Though the five productions have no specific connection, each centers on an outsider either forcing his way into the spotlight or finding contentment in being left alone and living differently from others.

Opening the season, Sept. 7-Oct. 24 (officially opening Sept. 15), is Buddy: The Buddy Holly Story, Alan Janes' musical about a skinny Texas kid with glasses whose mix of rockabilly and pop made him a legend. Buddy, featuring such songs as "Peggy Sue" and "That'll Be The Day," played on Broadway in 1990. The musical, which alludes to but doesn't show the plane crash that killed the young singer-songwriter, was based on an original idea by Laurie Mansfield and features additional material by Rob Bettinson. Christopher Sutton (Blood Brothers at the Walnut) plays Holly in the musical.

Ticket sales have been brisk, leading the Walnut to add a matinee on the final date, Oct. 24. "We would have added even another date," Walnut spokesperson Maria Sticco told Playbill On-Line, "but we have to start the load-in for the next show [Arthur Kopit and Maury Yeston's Phantom]."

In this version of the gothic tale, a disfigured musician lives in a labyrinth under the Paris Opera House. This arrangement works tolerably well until he falls for a young opera and will stop at nothing to advance her career. Like Broadway's Phantom of the Opera, the Kopit-Yeston Phantom (running Nov. 9-Jan. 9, 2000) is based on a novel by Gaston Leroux.

Alfred Uhry's Tony-winning The Last Night of Ballyhoo arrives Jan. 18-March 5, 2000. A look at a mid-scale Jewish family in "Gone With The Wind"-era Atlanta, Ballyhoo centers on two cousins, one pretty and socially accepted, the other more plain and getting desperate to find a husband.

Following the Phantom, the Walnut gets the Goetzes -- Ruth and Augustus, that is, authors of The Heiress, based on Henry James' novel "Washington Square." A 1995 Broadway staging of the show starring Cherry Jones won the Tony Award for Best Revival. The Heiress, running March 14-April 30, 2000, tells of a painfully shy young woman who falls in love with a dashing bounder.

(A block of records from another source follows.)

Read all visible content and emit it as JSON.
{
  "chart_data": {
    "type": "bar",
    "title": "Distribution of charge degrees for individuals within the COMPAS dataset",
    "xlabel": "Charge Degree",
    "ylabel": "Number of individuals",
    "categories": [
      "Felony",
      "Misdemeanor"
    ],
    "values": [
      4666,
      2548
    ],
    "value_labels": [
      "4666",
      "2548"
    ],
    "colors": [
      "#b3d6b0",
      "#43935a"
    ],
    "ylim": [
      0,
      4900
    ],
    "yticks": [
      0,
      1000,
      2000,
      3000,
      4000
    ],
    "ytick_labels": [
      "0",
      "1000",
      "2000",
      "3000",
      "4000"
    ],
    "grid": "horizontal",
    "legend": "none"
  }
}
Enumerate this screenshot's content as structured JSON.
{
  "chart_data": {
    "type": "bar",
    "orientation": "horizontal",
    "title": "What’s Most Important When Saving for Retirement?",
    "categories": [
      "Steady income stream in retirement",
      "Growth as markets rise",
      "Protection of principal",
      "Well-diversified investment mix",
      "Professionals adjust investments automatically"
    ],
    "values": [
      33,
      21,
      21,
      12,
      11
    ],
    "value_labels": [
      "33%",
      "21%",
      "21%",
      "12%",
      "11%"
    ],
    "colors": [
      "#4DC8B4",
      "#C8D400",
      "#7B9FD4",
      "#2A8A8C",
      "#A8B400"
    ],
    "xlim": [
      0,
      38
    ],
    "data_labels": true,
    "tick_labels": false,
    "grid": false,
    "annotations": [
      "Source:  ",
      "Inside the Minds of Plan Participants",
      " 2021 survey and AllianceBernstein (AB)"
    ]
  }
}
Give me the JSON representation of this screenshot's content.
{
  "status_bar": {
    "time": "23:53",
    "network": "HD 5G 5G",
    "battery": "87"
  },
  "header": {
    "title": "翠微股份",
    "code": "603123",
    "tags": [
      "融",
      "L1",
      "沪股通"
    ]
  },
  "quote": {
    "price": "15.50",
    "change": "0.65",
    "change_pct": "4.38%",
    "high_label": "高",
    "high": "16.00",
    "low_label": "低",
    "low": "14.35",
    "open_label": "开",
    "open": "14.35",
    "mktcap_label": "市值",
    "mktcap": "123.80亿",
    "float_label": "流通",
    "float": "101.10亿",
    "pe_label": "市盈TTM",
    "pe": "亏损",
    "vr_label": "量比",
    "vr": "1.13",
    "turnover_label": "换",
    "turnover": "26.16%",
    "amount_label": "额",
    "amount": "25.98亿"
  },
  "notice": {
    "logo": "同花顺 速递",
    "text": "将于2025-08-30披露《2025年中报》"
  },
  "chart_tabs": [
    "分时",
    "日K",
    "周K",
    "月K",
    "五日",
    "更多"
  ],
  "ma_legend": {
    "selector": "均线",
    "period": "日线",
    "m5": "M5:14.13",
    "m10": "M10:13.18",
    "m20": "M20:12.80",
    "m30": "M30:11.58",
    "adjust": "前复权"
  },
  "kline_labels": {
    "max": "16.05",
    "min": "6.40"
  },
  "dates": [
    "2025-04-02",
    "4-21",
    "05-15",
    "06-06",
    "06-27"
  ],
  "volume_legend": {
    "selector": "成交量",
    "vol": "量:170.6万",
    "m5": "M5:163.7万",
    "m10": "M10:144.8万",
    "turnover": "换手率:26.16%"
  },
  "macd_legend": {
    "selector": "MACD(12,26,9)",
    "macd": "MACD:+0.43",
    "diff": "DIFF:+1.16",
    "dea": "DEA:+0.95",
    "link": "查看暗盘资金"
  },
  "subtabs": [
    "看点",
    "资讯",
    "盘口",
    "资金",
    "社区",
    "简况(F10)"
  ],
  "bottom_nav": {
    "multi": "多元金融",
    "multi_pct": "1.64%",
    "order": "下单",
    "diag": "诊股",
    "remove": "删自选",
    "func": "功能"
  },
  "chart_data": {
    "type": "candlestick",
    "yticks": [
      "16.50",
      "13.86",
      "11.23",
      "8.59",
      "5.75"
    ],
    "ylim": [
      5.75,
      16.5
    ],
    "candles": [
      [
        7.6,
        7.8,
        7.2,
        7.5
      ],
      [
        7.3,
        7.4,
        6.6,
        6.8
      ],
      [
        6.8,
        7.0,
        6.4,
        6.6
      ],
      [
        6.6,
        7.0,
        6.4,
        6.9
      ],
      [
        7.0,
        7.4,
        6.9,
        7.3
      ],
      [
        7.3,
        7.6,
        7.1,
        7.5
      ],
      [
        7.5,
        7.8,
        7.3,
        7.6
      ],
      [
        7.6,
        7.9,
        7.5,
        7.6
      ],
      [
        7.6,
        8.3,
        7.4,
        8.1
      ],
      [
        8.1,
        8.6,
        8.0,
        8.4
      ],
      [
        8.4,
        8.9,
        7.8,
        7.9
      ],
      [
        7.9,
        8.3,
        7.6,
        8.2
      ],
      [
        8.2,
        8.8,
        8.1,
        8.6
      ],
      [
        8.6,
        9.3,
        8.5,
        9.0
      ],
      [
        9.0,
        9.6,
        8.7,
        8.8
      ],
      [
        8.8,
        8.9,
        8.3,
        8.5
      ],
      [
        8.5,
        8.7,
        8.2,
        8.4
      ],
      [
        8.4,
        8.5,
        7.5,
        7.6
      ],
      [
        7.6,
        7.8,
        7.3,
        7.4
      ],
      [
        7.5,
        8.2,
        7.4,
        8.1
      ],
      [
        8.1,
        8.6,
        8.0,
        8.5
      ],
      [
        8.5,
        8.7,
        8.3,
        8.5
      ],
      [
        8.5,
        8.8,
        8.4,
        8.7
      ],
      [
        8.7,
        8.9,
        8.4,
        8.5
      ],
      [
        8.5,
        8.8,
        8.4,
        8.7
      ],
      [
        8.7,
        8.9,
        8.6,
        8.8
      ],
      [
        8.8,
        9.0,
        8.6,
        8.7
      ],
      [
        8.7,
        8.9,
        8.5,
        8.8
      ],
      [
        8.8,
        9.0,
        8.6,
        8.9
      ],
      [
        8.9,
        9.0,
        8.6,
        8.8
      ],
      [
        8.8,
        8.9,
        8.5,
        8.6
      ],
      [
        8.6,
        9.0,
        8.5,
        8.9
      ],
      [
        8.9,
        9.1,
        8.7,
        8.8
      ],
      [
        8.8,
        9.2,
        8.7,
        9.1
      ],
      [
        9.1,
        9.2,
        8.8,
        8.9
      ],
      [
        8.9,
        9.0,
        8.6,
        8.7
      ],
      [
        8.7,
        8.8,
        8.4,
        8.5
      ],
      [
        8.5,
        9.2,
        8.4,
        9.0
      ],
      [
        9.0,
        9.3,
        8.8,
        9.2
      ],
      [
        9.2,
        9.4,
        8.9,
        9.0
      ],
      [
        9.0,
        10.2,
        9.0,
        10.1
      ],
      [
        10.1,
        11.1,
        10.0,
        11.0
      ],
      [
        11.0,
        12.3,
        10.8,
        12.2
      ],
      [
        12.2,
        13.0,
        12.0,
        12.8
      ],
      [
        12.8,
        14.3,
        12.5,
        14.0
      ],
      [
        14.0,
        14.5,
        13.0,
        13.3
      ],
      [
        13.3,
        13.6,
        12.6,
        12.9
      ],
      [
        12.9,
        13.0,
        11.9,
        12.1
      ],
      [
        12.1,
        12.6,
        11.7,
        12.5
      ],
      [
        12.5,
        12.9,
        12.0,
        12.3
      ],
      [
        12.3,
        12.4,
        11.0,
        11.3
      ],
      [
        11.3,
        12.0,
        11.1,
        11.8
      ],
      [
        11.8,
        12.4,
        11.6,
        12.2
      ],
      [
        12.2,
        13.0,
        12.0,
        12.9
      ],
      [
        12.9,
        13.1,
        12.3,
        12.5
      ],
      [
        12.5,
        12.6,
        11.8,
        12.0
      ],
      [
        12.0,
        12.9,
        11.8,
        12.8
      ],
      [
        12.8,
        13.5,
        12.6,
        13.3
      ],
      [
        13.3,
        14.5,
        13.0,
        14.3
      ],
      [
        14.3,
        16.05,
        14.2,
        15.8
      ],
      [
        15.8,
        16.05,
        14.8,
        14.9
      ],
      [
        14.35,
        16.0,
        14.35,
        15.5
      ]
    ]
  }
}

Finishing the season, May 16-July 2, are Georges and Albin, the loving couple at the heart of La Cage aux Folles. The two are openly, contentedly gay (Georges runs a nightclub, Albin cross-dresses for the nightly revues), but they're suddenly forced to hide their sexual leanings when Georges' straight son wants to marry into a prudish family. Harvey Fierstein penned the libretto and Jerry Herman the score for this Tony winning musical.